Bruce’s In the Garden of Spite (Berkley, Jan.) recreates the life of Victorian-era serial killer Belle Guiness.

What about Belle’s story interested you?

Belle grew up in the same part of Norway as I did, and concocted her schemes between housekeeping and child-rearing, to better her financial situation. I think all of this made her uncomfortably relatable to me in a way that the stereotypical male serial killer is not. I really wanted to try to understand how someone I had things in common with could turn into such a monster.

What surprised you about her?

The story is peculiar and twisted enough to be almost unbelievable. What surprised me the most was to discover her soft spot for children, which seems to have been genuine. She would throw the local kids Christmas parties and visit the sick ones with gifts. Her own children even had their own pony and a cart. I found it hard to reconcile that warmth and generosity with the image of the bloodthirsty widow, but it definitely makes for a more complex and interesting character.

How does Belle compare with other female serial killers?

Belle differs in a number of ways. For one, there’s the level of violence: while the stereotypical Victorian murderess slips arsenic into a teacup, Belle dismembered her victims. Most women also used murder mainly as a means to solve marital issues or disputes within the family, while Belle targeted strangers as well. I think it’s fair to say that she had loftier goals and more intricate schemes than most.

Is there something about her story that’s unique to her time?
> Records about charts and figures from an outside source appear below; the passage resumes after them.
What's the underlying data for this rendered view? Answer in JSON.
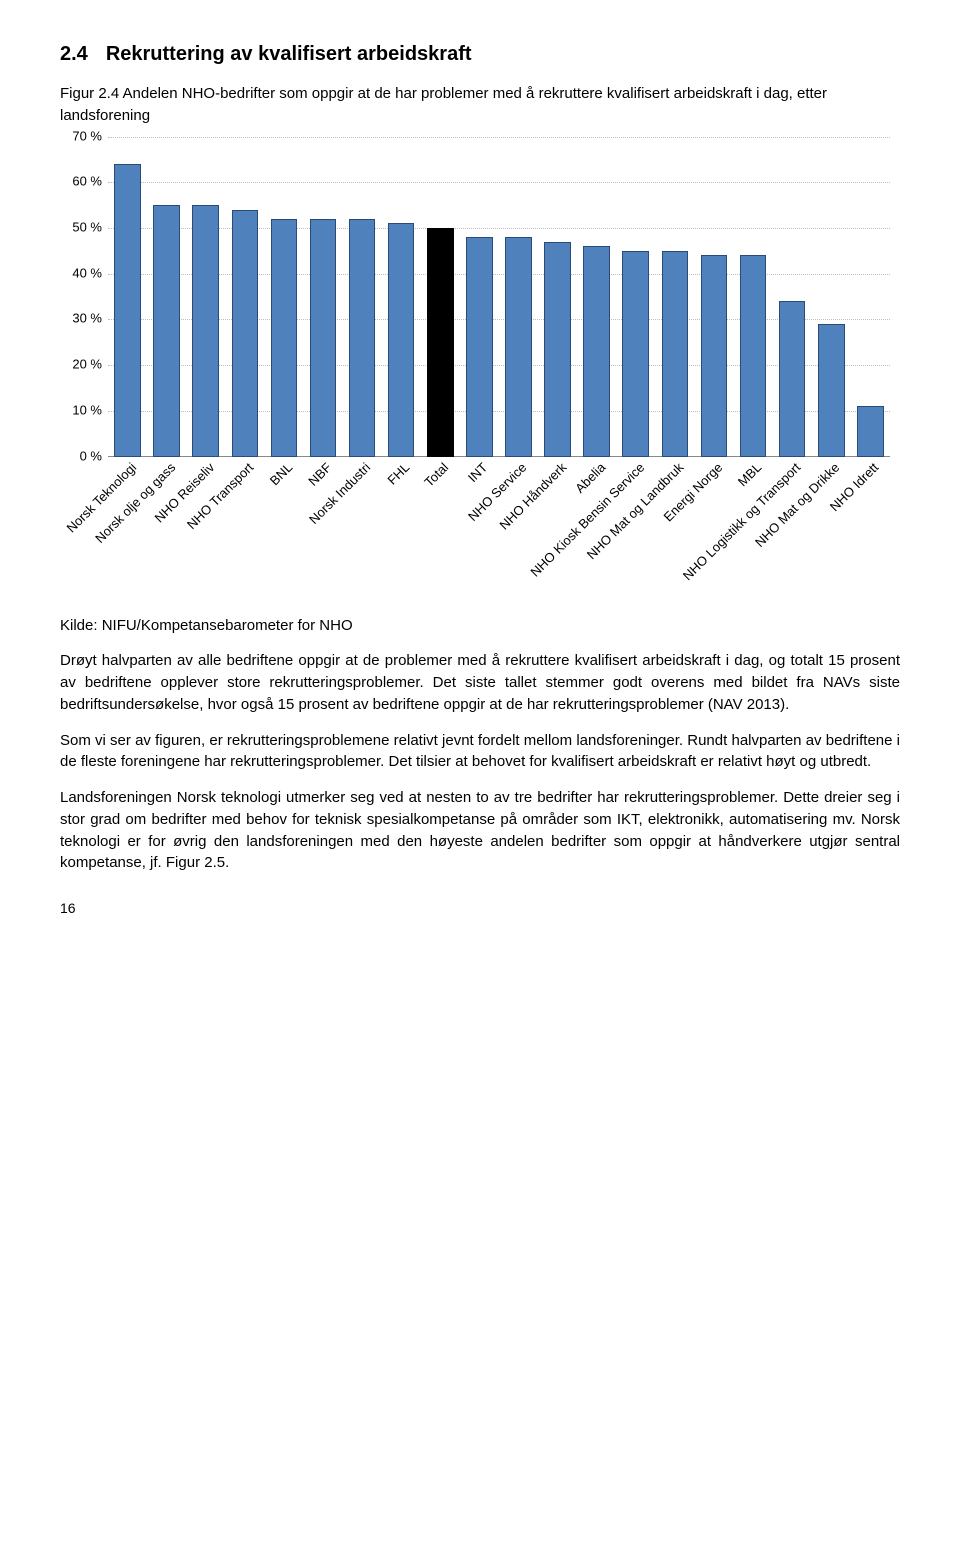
{
  "heading": {
    "num": "2.4",
    "text": "Rekruttering av kvalifisert arbeidskraft"
  },
  "figure_caption": "Figur 2.4 Andelen NHO-bedrifter som oppgir at de har problemer med å rekruttere kvalifisert arbeidskraft i dag, etter landsforening",
  "chart": {
    "type": "bar",
    "ylim": [
      0,
      70
    ],
    "ytick_step": 10,
    "ytick_suffix": " %",
    "background_color": "#ffffff",
    "grid_color": "#bfbfbf",
    "axis_color": "#888888",
    "label_fontsize": 13,
    "bar_width": 0.68,
    "default_bar_color": "#4f81bd",
    "default_border_color": "#2a4a77",
    "highlight_color": "#000000",
    "highlight_border": "#000000",
    "categories": [
      "Norsk Teknologi",
      "Norsk olje og gass",
      "NHO Reiseliv",
      "NHO Transport",
      "BNL",
      "NBF",
      "Norsk Industri",
      "FHL",
      "Total",
      "INT",
      "NHO Service",
      "NHO Håndverk",
      "Abelia",
      "NHO Kiosk Bensin Service",
      "NHO Mat og Landbruk",
      "Energi Norge",
      "MBL",
      "NHO Logistikk og Transport",
      "NHO Mat og Drikke",
      "NHO Idrett"
    ],
    "values": [
      64,
      55,
      55,
      54,
      52,
      52,
      52,
      51,
      50,
      48,
      48,
      47,
      46,
      45,
      45,
      44,
      44,
      34,
      29,
      11
    ],
    "highlight_index": 8
  },
  "source": "Kilde: NIFU/Kompetansebarometer for NHO",
  "paragraphs": [
    "Drøyt halvparten av alle bedriftene oppgir at de problemer med å rekruttere kvalifisert arbeidskraft i dag, og totalt 15 prosent av bedriftene opplever store rekrutteringsproblemer. Det siste tallet stemmer godt overens med bildet fra NAVs siste bedriftsundersøkelse, hvor også 15 prosent av bedriftene oppgir at de har rekrutteringsproblemer (NAV 2013).",
    "Som vi ser av figuren, er rekrutteringsproblemene relativt jevnt fordelt mellom landsforeninger. Rundt halvparten av bedriftene i de fleste foreningene har rekrutteringsproblemer. Det tilsier at behovet for kvalifisert arbeidskraft er relativt høyt og utbredt.",
    "Landsforeningen Norsk teknologi utmerker seg ved at nesten to av tre bedrifter har rekrutteringsproblemer. Dette dreier seg i stor grad om bedrifter med behov for teknisk spesialkompetanse på områder som IKT, elektronikk, automatisering mv. Norsk teknologi er for øvrig den landsforeningen med den høyeste andelen bedrifter som oppgir at håndverkere utgjør sentral kompetanse, jf. Figur 2.5."
  ],
  "page_number": "16"
}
Belle was an immigrant, and arrived in the U.S. at a time where the country was flooded with people in the same situation. Many were unsettled and moved around a lot, chasing a brighter future, so it wasn’t uncommon for people to disappear for a while, or for people to lose track of a relative, and I don’t think Belle could have done what she did—for so long—if that hadn’t been the case. She was very aware of the female ideal at the time, and used her own perceived fragility to her advantage. In one of her letters to a suitor, she goes on about how dearly she needs a man so she herself can stay indoors and spend time with her children, as a woman ought to, and how not even the hardships she has faced has ruined her God-given womanliness. She went on to kill him, of course.